In terms of prioritizing implementation, I'm personally pursuing: #2 ➔ #1 ➔ #3:

  • #2 (Premium Project): Past projects revealed where the biggest benefits to clients were, and how my Service Packages can be improved to deliver even better outcomes
  • #1 (New Project): having improved the offer, I can offer it to more clients
  • #3 (Cost Reduction): having executed a greater number of projects, I identify points of friction in internal processes. Also in client workflows, which feeds in to #2 (improving the service package further).

How might this framework apply to your internal R&D?

Upgrade existing methods

This is probably the first place to start. While building brand new capabilities (e.g., an AI agent that can integrate all multi-modal data in house and completely automate workflows; or the latest multi-scale simulator) may seem attractive, those almost always take longer to build and require additional expertise that takes time and resources to learn.

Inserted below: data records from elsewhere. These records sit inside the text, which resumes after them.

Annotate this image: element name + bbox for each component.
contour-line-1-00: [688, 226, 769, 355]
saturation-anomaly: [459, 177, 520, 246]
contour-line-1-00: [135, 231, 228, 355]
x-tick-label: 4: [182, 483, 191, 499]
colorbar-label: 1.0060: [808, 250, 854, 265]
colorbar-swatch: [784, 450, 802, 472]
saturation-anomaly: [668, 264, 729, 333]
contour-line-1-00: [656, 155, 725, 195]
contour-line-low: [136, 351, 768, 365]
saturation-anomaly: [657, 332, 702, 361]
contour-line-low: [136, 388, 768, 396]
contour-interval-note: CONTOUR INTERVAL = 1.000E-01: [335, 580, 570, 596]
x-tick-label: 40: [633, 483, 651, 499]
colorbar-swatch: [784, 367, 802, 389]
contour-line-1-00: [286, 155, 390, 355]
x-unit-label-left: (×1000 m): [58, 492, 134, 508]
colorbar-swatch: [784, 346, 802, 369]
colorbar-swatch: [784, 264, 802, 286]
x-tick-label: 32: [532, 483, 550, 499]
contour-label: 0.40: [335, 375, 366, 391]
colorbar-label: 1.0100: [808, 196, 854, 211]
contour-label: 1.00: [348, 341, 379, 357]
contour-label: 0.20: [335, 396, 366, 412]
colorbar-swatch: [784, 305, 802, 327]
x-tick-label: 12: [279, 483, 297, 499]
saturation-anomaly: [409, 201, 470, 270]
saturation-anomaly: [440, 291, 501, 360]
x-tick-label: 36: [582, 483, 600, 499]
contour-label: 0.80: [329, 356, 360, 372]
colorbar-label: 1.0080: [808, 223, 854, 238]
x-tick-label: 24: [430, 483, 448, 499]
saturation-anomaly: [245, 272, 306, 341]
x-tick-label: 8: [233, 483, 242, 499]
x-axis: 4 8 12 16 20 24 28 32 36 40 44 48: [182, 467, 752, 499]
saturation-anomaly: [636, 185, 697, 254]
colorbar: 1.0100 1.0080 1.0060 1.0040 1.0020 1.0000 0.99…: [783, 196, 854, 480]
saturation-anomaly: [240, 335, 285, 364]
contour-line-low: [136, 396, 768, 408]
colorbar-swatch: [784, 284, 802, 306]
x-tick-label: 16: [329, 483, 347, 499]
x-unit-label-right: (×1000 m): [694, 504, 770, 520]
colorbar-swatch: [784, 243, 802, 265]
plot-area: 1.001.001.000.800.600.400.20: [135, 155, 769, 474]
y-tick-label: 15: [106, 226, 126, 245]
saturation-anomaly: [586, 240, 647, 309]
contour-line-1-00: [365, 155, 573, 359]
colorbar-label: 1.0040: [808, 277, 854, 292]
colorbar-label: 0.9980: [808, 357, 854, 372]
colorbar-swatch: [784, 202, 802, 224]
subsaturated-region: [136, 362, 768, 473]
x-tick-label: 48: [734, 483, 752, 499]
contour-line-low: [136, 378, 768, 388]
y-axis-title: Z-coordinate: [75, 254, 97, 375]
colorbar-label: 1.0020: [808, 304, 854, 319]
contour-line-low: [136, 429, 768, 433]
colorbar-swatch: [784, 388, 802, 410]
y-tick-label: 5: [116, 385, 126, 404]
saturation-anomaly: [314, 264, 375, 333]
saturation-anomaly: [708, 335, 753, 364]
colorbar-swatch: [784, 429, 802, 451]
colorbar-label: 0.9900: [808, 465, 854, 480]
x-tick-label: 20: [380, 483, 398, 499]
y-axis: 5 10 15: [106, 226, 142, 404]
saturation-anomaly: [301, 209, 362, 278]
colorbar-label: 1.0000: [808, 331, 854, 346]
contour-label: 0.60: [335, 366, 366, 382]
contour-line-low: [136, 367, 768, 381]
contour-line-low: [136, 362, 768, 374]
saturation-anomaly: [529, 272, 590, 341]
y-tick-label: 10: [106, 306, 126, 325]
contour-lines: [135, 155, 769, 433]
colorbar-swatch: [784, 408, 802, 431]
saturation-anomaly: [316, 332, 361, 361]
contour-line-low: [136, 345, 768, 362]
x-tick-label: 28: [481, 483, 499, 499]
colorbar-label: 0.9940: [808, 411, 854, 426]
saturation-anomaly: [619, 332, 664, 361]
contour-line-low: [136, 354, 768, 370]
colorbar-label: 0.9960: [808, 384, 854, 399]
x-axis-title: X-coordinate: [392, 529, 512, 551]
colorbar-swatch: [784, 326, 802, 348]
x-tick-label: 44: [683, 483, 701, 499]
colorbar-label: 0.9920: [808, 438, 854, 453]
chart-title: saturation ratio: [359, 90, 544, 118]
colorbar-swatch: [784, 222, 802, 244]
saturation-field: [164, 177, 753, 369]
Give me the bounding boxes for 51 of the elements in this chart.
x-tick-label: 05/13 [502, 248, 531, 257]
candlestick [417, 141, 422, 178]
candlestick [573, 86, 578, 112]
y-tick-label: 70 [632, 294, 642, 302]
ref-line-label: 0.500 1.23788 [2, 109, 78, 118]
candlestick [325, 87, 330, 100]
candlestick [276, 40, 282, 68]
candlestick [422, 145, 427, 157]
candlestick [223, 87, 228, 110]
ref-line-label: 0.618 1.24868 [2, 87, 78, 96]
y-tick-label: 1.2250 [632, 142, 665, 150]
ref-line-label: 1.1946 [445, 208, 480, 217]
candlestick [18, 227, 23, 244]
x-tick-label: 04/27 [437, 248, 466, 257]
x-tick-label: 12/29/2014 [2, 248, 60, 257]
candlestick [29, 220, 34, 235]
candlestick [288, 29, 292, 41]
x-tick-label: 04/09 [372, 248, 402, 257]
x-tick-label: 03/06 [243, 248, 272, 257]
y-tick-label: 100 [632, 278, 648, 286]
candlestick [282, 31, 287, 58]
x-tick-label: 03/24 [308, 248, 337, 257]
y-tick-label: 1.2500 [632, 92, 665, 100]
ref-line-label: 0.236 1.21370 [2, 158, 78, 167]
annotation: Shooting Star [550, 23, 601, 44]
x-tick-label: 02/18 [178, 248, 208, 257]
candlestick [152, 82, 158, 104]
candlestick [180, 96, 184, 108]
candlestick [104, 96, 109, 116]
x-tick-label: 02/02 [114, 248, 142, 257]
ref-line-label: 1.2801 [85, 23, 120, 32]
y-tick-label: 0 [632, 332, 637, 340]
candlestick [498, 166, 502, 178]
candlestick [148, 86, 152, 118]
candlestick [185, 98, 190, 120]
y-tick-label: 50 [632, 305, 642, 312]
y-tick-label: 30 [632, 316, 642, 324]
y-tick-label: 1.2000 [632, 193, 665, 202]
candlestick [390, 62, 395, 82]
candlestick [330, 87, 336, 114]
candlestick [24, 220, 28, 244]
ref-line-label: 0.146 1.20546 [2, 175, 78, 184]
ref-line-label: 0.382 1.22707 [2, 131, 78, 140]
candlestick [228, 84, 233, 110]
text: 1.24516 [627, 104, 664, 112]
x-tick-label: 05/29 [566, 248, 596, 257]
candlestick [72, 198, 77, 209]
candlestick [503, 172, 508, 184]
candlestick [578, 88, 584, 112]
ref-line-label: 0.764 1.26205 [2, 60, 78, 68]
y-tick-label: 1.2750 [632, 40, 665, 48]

Instead, there's likely a bottleneck you've identified in existing workflows that if alleviate will immediately increase productivity.

The good news is that few people have the nuanced understanding of the problem that you have--you're the best person to solve it. (Although getting help with a key missing piece of expertise isn't a bad idea if it can speed up execution 5-fold!)

Rapidly verify the benefit of new capabilities

Verify benefits rapidly using minimum viable products (MVP) or proof of concepts (PoC).

With AI tools like Perplexity, making a software PoC has never been faster – even if you need to use a package/library you've never used before.
And if you need stringent data privacy, you can use Ollama to run LLMs to generate code or interpret your data locally.

The key is to focus on verifying the benefit fast, and not get stuck optimizing the PoC before it's benefit has been validated. I feel that too many projects take months longer than they should because of this.

Resolve inefficiencies

This one should become apparent when there's an over-abundant volume of data to interpret, or jupyter notebooks that get repeatedly copied/pasted over and over again. There might be inefficiencies in how experiments are designed, or how data is deposited and processed. I won't dwell too much here as most of my experience (in industry and academia) have been in early-stage R&D and innovation.